It was one of those super important training sessions for me. The year? 2011. The place? IESE Business School, Madrid campus. In front of me? 15 hardcore business people. Among them the charismatic managing director of the Madrid airport, a man in charge of 65,000,000 travellers every year. Was I nervous? Definitely. But there was one thing I already knew back then.
Back then I already knew that audiences love to play an active part in your presentation. To date, audience participation has always been a winner. As a speaker you benefit in three ways:
The attention factor: The level of attention jumps up instantly.
The fun factor. Audience participation usually triggers great vibes.
The empathy factor: By making your audience participate you demonstrate that it is not about you; it is about them.
I have written several articles on interaction. With questions for your audience, references to people and dialogs with people in your audience you build bridges of empathy between you and them. Participation goes one step further. When you make them participate, your audience helps you build those bridges.
Here are four ideas for audience participation.
The last handshake
Back in 2011. IESE Business School, Madrid campus. The second hardcore businessman stands up to give his speech. At one point of his three-minute talk he says, Then I approached my father’s bed in that cold and sterile hospital room, and we shook hands for the last time.
In the following round of evaluation, I had an idea for increasing the impact of that talk. I looked at the speaker and said, In that very moment, when you shook hands with your dad for the last time, you could have approached someone from the first row and symbolically shaken hands with that person. As if he had been his father.
Physical unity with your audience… priceless!
Two days later. The final lunch with my group. The handshake speaker sat next to me. Staring at his lentil stew he murmured, I should’ve shaken his hand!
The friendly neighbor
Especially with longer talks you face a big challenge as a speaker. Even if you are a super engaging presenter, sooner or later, audience attention ends like a rocket attack of hot potatoes. Why do you think TED talks have always had a time limit of 18 minutes? Today, most of the TEDx talks last no longer than 10 to 15 minutes. Hot potatoes.
But reality is, sometimes you have to present for 30, 45, 60 minutes. In those longer slots you can benefit from the “friendly neighbor”.
In my keynote speech “The ball must go in“, at one point, I talk about the power of vulnerability. This is, more or less, after 25 minutes and all I can think of is… hot potatoes. So I say, For the next two minutes, lean to one of your neighbors and share with him or her an anecdote about one of your real weaknesses. But pick a real weakness, not something like ‘I’m too ambitious’. Go! Music starts, smiling faces, surprised faces, the room starts to boil.
The involuntary volunteer
Whenever you discharge those disgusting words, I need a volunteer, your audience falls into a shock-induced paralysis. But once destiny decided to slap another one, they love this involuntary volunteering thing. I love to work with involuntary volunteers during my presentations.
One of my favorites is to do live speech coaching on stage. For that, I need a “volunteer”. But not anyone. I ask my audience: Who of you considers him or herself a shy person, a timid person, a super introverted person? The power of the question. Our brain has to respond. So far, I have always been lucky. Some arms go up. I choose one and say, That is awesome! Can you come here for a second?

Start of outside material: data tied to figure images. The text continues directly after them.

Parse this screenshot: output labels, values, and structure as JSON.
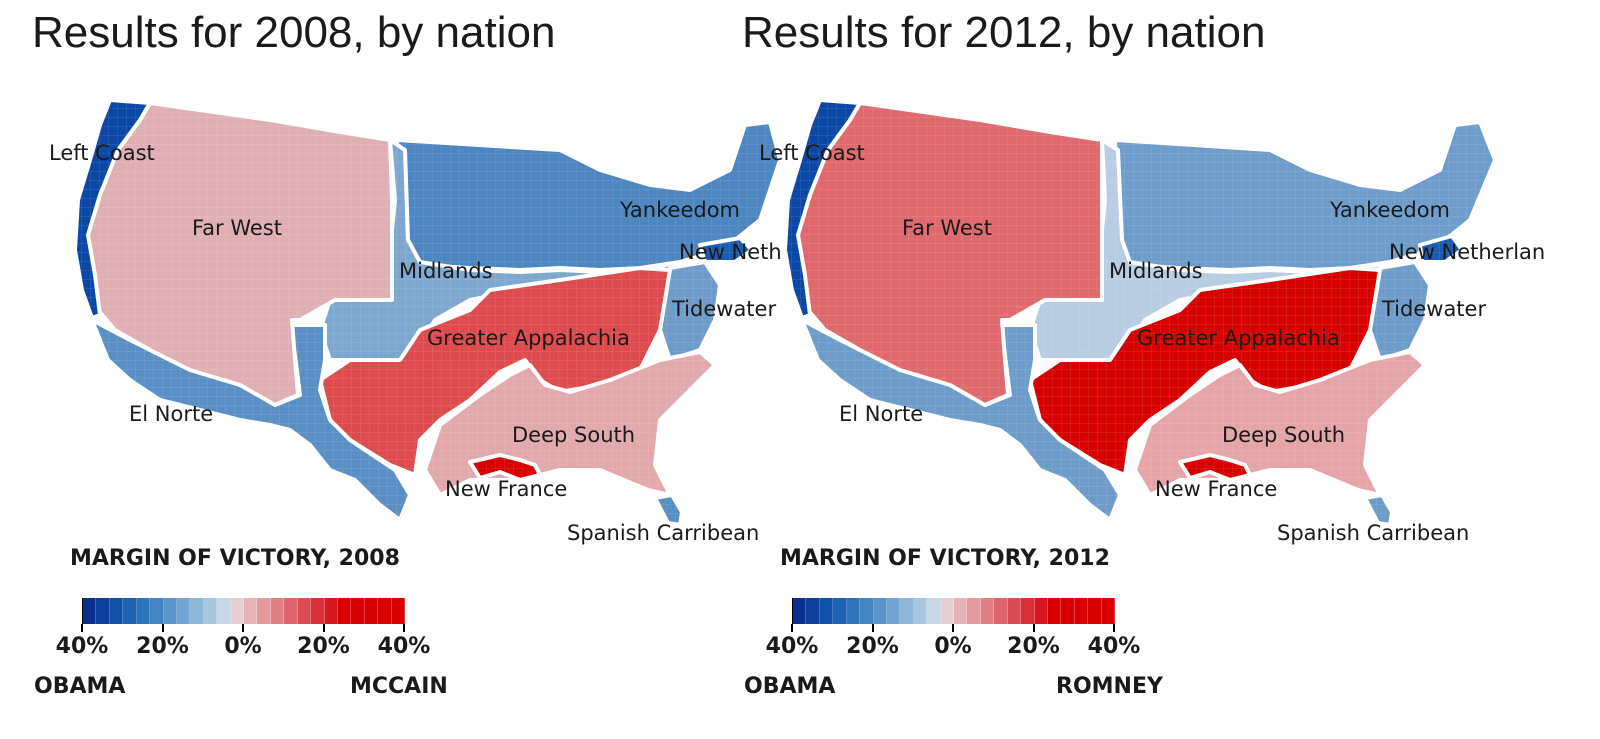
{
  "titles": {
    "left": "Results for 2008, by nation",
    "right": "Results for 2012, by nation"
  },
  "regions": {
    "left_coast": "Left Coast",
    "far_west": "Far West",
    "yankeedom": "Yankeedom",
    "new_netherland_2008": "New Neth",
    "new_netherland_2012": "New Netherlan",
    "midlands": "Midlands",
    "tidewater": "Tidewater",
    "greater_appalachia": "Greater Appalachia",
    "el_norte": "El Norte",
    "deep_south": "Deep South",
    "new_france": "New France",
    "spanish_caribbean": "Spanish Carribean"
  },
  "legend_2008": {
    "title": "MARGIN OF VICTORY, 2008",
    "ticks": [
      "40%",
      "20%",
      "0%",
      "20%",
      "40%"
    ],
    "left_label": "OBAMA",
    "right_label": "MCCAIN"
  },
  "legend_2012": {
    "title": "MARGIN OF VICTORY, 2012",
    "ticks": [
      "40%",
      "20%",
      "0%",
      "20%",
      "40%"
    ],
    "left_label": "OBAMA",
    "right_label": "ROMNEY"
  },
  "colors": {
    "left_coast_2008": "#0b48a6",
    "far_west_2008": "#dfafb3",
    "yankeedom_2008": "#4d86c0",
    "new_netherland_2008": "#1a5cb0",
    "midlands_2008": "#7ea7cf",
    "tidewater_2008": "#6e9cca",
    "greater_appalachia_2008": "#de4b4f",
    "el_norte_2008": "#5a8fc5",
    "deep_south_2008": "#e2a9ad",
    "new_france_2008": "#d80000",
    "spanish_caribbean_2008": "#5a8fc5",
    "left_coast_2012": "#0b48a6",
    "far_west_2012": "#e0696e",
    "yankeedom_2012": "#6f9dcb",
    "new_netherland_2012": "#1a5cb0",
    "midlands_2012": "#b8cde2",
    "tidewater_2012": "#6e9cca",
    "greater_appalachia_2012": "#d60000",
    "el_norte_2012": "#6e9cca",
    "deep_south_2012": "#e4a4a8",
    "new_france_2012": "#d80000",
    "spanish_caribbean_2012": "#6e9cca",
    "legend_scale": [
      "#0a2f8f",
      "#0d3f9c",
      "#1150a8",
      "#1d62b3",
      "#2e74bc",
      "#4385c4",
      "#5a96cb",
      "#72a5d1",
      "#8db6d8",
      "#a9c6df",
      "#c7d7e6",
      "#e6d0d2",
      "#e6b3b6",
      "#e49a9d",
      "#e18084",
      "#de656b",
      "#db4b52",
      "#d83038",
      "#d81622",
      "#d80000",
      "#d80000",
      "#d80000",
      "#d80000",
      "#d80000"
    ]
  }
}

The reaction? A tsunami of laughter and one drop of fear. Two minutes later. That drop of fear has turned into a tsunami of self-confidence.
The shining subgroup
Finally, you can always use one safe joker. A safe joker is to split your audience in subgroups. My friend and leadership expert Conor Neill from IESE Business School is very good at that. In his class, he instructs subgroups to take some specific action and they end up doing this …
Handshakes, sharing anecdotes, “volunteers”, subgroup action – four ideas to make your audience participate. Audiences love to participate. I knew that already back in 2011.
How will you make your audience participate in your next talk?